Non-detergent oil will allow the particles captured during run time to sink to the bottom of the little canister. If you are careful, you can pour off the relatively clean oil above, and then scrape out the dirt from the canister, and then put the oil back in. With modern detergent oils the particles are held in suspension.
You don't need to clean it every 8 hours of run time, but consider the work conditions, and hours. If it's very dusty, every 25 hours of run time would be ok. If it's not driven into a lot of dust you might get away with 40 hours run time. It's not a set time, but it's how dusty the conditions are.
You used to be able to buy a water canister pre-filter.

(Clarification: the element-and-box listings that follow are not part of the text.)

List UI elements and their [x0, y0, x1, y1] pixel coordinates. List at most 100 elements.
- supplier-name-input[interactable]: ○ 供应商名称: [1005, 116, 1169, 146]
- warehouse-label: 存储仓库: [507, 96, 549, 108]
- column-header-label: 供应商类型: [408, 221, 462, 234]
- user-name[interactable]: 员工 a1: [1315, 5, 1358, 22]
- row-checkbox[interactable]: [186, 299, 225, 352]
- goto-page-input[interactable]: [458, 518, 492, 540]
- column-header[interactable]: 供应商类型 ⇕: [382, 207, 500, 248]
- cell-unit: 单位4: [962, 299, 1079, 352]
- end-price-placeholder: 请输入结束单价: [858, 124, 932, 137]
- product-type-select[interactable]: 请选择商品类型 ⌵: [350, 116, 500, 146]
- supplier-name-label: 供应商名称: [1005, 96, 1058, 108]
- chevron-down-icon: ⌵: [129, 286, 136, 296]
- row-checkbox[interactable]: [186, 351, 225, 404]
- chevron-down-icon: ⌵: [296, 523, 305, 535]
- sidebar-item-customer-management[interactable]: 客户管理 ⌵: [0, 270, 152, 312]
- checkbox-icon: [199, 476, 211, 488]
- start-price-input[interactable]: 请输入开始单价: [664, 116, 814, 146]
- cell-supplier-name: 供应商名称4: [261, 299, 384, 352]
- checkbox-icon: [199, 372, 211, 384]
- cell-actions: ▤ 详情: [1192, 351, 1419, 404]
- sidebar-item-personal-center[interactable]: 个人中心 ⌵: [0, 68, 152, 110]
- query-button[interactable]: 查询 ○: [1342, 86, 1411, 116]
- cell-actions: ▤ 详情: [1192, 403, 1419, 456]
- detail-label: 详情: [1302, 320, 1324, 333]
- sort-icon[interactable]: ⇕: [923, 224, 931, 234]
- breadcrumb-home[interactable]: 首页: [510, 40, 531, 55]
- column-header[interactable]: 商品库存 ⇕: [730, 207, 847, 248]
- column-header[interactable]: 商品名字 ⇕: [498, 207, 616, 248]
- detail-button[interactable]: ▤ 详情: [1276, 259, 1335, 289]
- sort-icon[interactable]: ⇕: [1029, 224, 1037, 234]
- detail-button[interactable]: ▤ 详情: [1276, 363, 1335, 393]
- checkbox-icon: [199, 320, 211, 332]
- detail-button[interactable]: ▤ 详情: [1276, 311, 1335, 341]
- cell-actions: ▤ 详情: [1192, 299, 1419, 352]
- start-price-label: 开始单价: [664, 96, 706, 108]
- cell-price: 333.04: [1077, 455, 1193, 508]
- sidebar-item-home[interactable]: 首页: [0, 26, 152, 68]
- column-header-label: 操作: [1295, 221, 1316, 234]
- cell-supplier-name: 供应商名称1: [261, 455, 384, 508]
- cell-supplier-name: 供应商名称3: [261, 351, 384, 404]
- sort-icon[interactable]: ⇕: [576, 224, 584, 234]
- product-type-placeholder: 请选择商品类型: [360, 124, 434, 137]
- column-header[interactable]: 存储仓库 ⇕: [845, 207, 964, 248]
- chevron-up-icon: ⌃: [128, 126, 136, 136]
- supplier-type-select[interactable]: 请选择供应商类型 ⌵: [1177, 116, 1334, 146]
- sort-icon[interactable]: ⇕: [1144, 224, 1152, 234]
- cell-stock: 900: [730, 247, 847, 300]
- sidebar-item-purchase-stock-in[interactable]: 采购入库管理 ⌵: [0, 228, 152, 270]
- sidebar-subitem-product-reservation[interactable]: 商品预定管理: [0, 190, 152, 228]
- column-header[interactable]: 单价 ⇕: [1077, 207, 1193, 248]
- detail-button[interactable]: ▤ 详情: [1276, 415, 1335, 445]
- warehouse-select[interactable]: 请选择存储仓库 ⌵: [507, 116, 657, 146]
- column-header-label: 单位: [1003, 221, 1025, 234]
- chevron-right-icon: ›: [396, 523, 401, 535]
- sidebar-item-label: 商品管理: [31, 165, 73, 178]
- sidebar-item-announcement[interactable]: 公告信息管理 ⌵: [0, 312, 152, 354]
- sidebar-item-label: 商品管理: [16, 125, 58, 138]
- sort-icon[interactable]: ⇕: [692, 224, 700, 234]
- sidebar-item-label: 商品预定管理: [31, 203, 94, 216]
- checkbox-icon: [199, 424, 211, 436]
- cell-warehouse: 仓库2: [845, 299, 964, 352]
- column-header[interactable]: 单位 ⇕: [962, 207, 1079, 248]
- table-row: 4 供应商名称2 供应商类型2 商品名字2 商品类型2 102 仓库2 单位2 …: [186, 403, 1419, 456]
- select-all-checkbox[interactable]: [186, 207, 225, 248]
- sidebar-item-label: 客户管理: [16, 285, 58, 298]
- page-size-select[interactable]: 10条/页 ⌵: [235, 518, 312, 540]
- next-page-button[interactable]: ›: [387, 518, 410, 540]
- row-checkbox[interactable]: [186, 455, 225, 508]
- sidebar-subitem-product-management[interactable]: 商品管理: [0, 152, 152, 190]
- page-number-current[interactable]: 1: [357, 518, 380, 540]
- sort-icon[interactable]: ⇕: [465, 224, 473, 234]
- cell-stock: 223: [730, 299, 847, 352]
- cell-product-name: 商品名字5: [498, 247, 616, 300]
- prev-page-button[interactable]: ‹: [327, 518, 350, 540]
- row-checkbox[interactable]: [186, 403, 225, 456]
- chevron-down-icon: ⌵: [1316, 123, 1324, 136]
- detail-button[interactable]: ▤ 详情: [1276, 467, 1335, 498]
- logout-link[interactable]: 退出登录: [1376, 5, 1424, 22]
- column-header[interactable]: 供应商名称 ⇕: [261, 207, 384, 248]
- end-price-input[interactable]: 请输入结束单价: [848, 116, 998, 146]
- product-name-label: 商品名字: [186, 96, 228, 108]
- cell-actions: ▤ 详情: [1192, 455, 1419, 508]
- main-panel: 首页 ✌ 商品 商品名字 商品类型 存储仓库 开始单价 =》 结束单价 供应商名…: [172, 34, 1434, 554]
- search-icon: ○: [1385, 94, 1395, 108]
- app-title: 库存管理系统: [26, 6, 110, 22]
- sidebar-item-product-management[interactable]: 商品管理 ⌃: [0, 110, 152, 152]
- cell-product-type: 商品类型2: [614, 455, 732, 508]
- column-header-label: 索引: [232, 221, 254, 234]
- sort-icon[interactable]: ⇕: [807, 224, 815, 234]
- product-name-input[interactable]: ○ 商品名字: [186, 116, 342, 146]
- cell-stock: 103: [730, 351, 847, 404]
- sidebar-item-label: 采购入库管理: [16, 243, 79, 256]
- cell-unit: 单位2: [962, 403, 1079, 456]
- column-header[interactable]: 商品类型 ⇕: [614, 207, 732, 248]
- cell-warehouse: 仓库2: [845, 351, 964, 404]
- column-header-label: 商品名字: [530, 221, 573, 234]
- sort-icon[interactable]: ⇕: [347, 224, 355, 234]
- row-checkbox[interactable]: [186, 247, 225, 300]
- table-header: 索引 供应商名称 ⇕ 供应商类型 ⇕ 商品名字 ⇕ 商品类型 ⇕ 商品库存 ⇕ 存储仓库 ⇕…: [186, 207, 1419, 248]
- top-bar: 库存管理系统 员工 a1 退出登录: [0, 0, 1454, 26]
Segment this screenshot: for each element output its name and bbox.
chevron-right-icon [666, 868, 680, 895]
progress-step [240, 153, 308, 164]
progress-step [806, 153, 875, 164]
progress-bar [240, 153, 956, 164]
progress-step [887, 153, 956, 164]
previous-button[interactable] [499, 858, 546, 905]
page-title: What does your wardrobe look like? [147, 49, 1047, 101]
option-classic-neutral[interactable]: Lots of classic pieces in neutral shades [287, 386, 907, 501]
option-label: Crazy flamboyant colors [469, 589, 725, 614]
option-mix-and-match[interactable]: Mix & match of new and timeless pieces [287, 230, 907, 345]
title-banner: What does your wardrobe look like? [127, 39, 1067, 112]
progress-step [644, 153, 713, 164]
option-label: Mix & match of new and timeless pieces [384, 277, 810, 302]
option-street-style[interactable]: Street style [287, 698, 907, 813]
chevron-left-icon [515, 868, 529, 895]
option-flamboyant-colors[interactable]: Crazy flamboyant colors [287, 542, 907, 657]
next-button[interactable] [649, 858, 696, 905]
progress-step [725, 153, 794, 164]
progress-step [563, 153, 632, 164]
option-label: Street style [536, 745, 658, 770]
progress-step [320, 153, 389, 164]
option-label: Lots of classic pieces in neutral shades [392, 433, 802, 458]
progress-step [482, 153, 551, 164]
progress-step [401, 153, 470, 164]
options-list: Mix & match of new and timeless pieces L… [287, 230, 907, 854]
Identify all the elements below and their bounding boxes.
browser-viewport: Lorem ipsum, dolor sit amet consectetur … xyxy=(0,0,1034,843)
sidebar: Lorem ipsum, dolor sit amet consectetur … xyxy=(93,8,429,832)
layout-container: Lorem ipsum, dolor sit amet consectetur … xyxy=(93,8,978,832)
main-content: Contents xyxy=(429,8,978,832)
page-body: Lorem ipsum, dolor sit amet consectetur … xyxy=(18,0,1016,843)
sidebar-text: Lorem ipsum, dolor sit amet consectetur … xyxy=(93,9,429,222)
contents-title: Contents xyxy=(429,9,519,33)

There is an attachment to the intake on the left side of the hood which sticks out, and has a glass jar below it. There is a turbine effect for the intake air, and particulates are dumped into the water jar, which then can be removed by just tossing out the water, and refilling the jar. It's hard to see behind the loader arm, but my Ford has the water jar pre-filter. Don't know if it's still avail anywhere, maybe call around to tractor junk yards and ask for it. This makes seeing the amount of dirt, and changing it out very quick and easy.
Another way is called the snorkel intake. It's basically a long tube that sticks out the side of the hood side and goes up 3-4 feet with a little hat or sock on top. The air more than 8' off the ground is usually much cleaner than right about the normal intake area. I haven't seen a snorkel intake for a while, but with some exhaust pipe, you could have the shop bend up what's need and make your own.
This post was edited by docmirror on 06/13/2023 at 11:46 am.